Wednesday, August 25, 2004

Taking Pride in Arguing Poorly

Evidently I'm not the only one wanting more content in my news coverage and politics. As I started to read this article from Daily Kos by Trapper John, I was starting to feel optimistic that I might get to read some good discussion on the topic of the change in overtime rules.

Unfortunately, it seems that Trapper John is not in the least bit interested in having a discussion.

Not only did the takeaway get pushed off the front page by the SBL, but the coverage was a object lesson in the poverty of contemporary journalistic "objectivity." The AP story actually opened with the classic "some say this - some say that" line, "Paychecks could surge or shrink for a few or for millions of workers across the country starting Monday." Please. There is no genuine debate on how the changes will affect workers. As Matt Yglesias notes, "When you have the US Chamber of Commerce saying, de facto, 'this measure will be bad for employers, but good for workers and we strongly support it,' and the AFL-CIO says, 'this will be good for employers, but bad for workers and we strongly oppose it' then the AFL-CIO has infinitely more credibility than the US Chamber of Commerce . . . When the Chamber is pretending to operating against the interests of its members, we can tell that it's analysis is worthless -- the person talking to you is either a liar or else doesn't know how to do his job."

Merely citing that a position is held by a group you agree with and opposed by those you don't does not mean that the debate is over. I can just as easily say that the AFL-CIO leadership has a vested interest in keeping its members's incomes as high as possible, damn the macro-economic consequences. Therefore, such an irresponsible group is not a reliable source of information, and its position can be reasonably excluded from my figuring. I could, but I won't. I would rather look at their data and determine which of the competing economic models put forth will most likely reflect reality.

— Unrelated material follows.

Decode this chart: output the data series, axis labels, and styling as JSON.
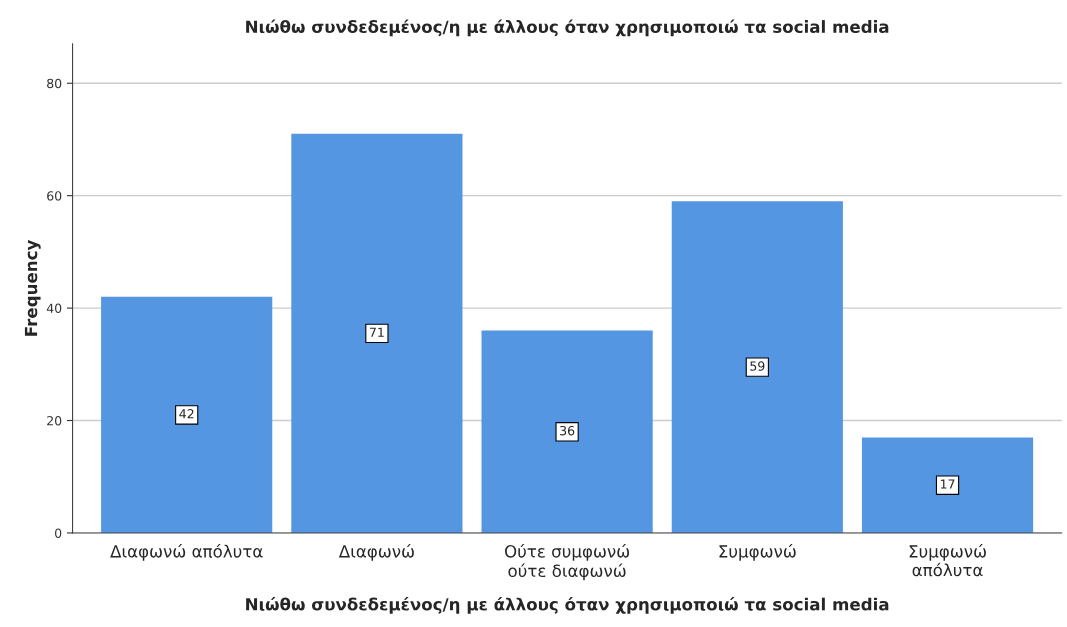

Too bad there isn't a way to do a blind taste test of theory.

Here's a topic that might be worth discussing: While the new overtime rules might result in more people losing money than gaining money, might it not also happen that a large number of employers might take some of that money and add more employees to their payrolls? Granted this could result in an overtime double whammy, not only are people not getting paid for the overtime (been there, done that, as a salaried engineer in California) but that new people would spread out the available overtime even more. Of course, if some people are no longer getting paid for the OT, further dilution only cuts down the amount of time they are not getting paid for. Should it be true that a change in the OT rules would lead to an increase in people having jobs, it would seem rather non-progressive for those who are wealthy in employment to hoard their wealth from those who lack. "We've got ours," they seem to be saying, "And too bad for you."